LMC Automotive has raised its forecast for US light vehicle sales from 14.3m to 14.5m in 2012. The upward revision has been prompted by recent strong sales.

LMC's North American vehicle production forecast for 2012 has also been revised up from 14.3m units to 14.9m units.

The automotive forecasting company also says that the PA-12 resin risk caused by a plant explosion in Germany in March is 'now relatively low'.
“Another healthy retail selling pace in May, combined with a fleet mix of more than 20%, is driving the further improvement in the 2012 outlook for US light-vehicle sales,” said Jeff Schuster, senior vice president of forecasting at LMC Automotive. “There is little question that this market currently has momentum, but it also is benefiting from the stability in the economic and macro fundamentals required to sustain a higher selling rate throughout the remainder of the year.”
May new-vehicle retail sales are projected to come in at 1,087,000 units, which represents a seasonally adjusted annualised rate (SAAR) of 11.6m units. Volume is expected to increase 20% compared with May 2011, after adjusting for the two additional selling days this month.
“This is the largest year-over-year gain since February 2011, when sales increased 27%, compared with February 2010,” said John Humphrey, senior vice president of global automotive operations at JD Power and Associates. “The fact that we continue to see strong month-over-month results in retail sales points to the underlying strength of the recovery for the industry going forward. In light of the actions that many automakers took to lower their cost base during the recent downturn, this continued increase in volume certainly bodes well for sector profitability in the near term.”
Total light vehicle sales in May are projected to come in at 1,384,000 units, which is a 21% increase from May 2011. Fleet volume as a percentage of total light vehicle volume is expected to remain high in May, representing 22% of total sales.
North American vehicle production prospects
Vehicle production in North America is continuing to benefit from higher sales this year. LMC says that North American light vehicle production through April this year is up nearly 22% on last year as nearly 1m additional vehicles were built in the first four months of 2012 than in the same period last year. Growth in US manufacturing leads the overall North America region with a 25% year-to-date increase. Production in Mexico is up 19% and Canadian manufacturing is 14% higher. North American production in the second quarter is anticipated by LMC to increase by more than 20% from 2011, with more than 3.8m units expected to be built. 

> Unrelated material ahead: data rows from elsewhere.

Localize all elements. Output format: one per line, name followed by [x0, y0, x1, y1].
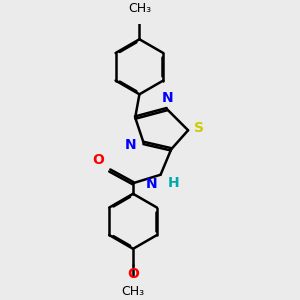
Text: N: N	[124, 138, 136, 152]
Text: O: O	[93, 153, 104, 167]
Text: CH₃: CH₃	[122, 285, 145, 298]
Text: N: N	[146, 177, 158, 191]
Text: N: N	[162, 91, 174, 105]
Text: CH₃: CH₃	[128, 2, 151, 15]
Text: O: O	[127, 267, 139, 281]
Text: S: S	[194, 121, 205, 135]
Text: H: H	[168, 176, 180, 190]
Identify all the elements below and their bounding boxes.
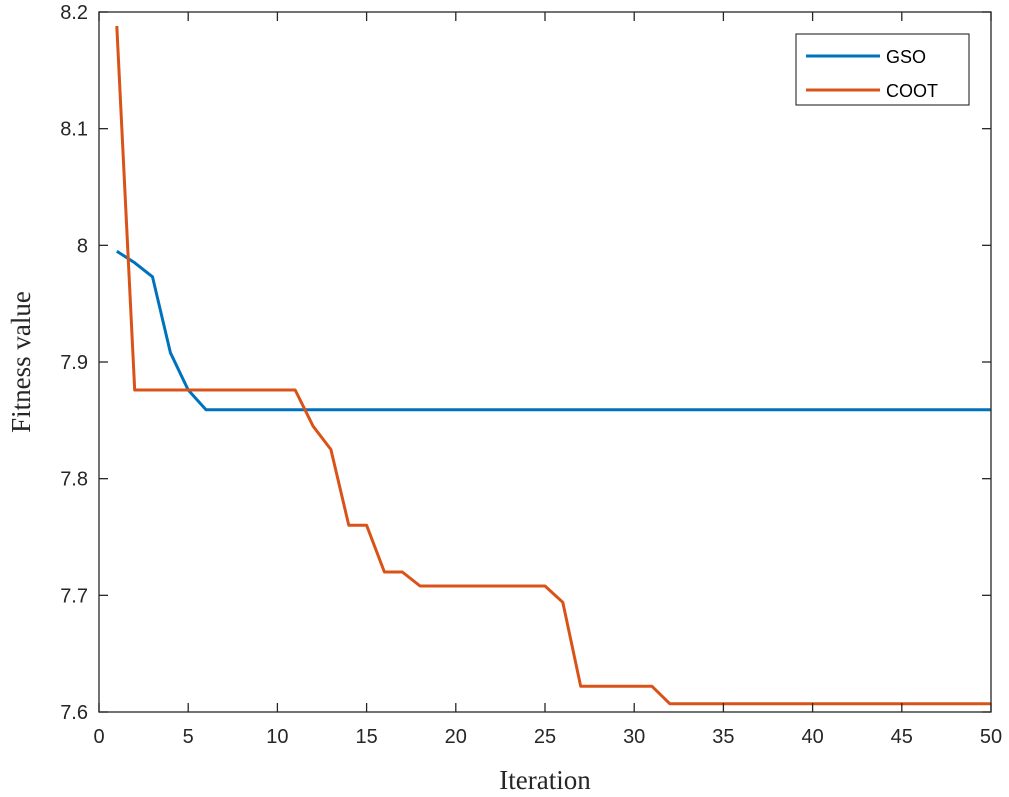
y-tick-label: 8.2	[60, 2, 88, 24]
x-tick-label: 5	[183, 726, 194, 748]
legend-label-coot: COOT	[886, 81, 938, 101]
x-tick-label: 40	[801, 726, 823, 748]
y-tick-label: 8.1	[60, 119, 88, 141]
series-layer	[115, 25, 991, 706]
legend-box	[795, 33, 970, 106]
legend: GSO COOT	[795, 33, 970, 106]
x-tick-label: 35	[712, 726, 734, 748]
y-tick-label: 7.8	[60, 469, 88, 491]
x-ticks: 0 5 10 15 20 25 30 35 40 45 50	[93, 12, 1002, 748]
y-tick-label: 7.6	[60, 702, 88, 724]
x-tick-label: 50	[980, 726, 1002, 748]
plot-area	[99, 12, 991, 712]
y-tick-label: 7.9	[60, 352, 88, 374]
x-tick-label: 30	[623, 726, 645, 748]
x-tick-label: 15	[355, 726, 377, 748]
y-axis-title: Fitness value	[6, 291, 36, 433]
y-tick-label: 8	[77, 235, 88, 257]
series-line-coot	[115, 25, 991, 706]
legend-label-gso: GSO	[886, 47, 926, 67]
y-tick-label: 7.7	[60, 585, 88, 607]
x-tick-label: 45	[891, 726, 913, 748]
x-tick-label: 10	[266, 726, 288, 748]
series-line-gso	[115, 249, 991, 412]
x-tick-label: 20	[445, 726, 467, 748]
x-tick-label: 25	[534, 726, 556, 748]
x-axis-title: Iteration	[499, 765, 591, 795]
x-tick-label: 0	[93, 726, 104, 748]
y-ticks: 7.6 7.7 7.8 7.9 8 8.1 8.2	[60, 2, 991, 724]
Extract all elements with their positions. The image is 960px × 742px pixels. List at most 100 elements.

LMC notes that several manufacturers have limited normal summer shutdowns this year in order to keep pace with vehicle demand and stabilise inventory throughout the summer selling season.
LMC estimates that vehicle inventory at the beginning of May remains stable at a 55-days supply, a slight increase from a 54-days supply in April. Car inventory remains at a below-normal level, with a 45-days supply in early May, up from 44 days in April, as demand for cars has increased due to higher fuel prices. Truck inventory levels are also stable in May at a 67-days supply, up from a 66-days supply in April.
The robust sales pace continues to drive a stronger outlook for North American production, LMC says. As a result, LMC Automotive has increased the North American production outlook for 2012 to 14.9m units (up from 14.3m units), which represents 14% growth from 13.1m units built in 2011.
“With the increase in demand and more pronounced production recovery with the Japanese manufacturers, North American production volume for the remainder of 2012 is expected to be vigorous,” said Schuster. “Risk of volume loss related the PA-12 resin issue appears to have been abated, therefore no longer constraining further growth in production volume.”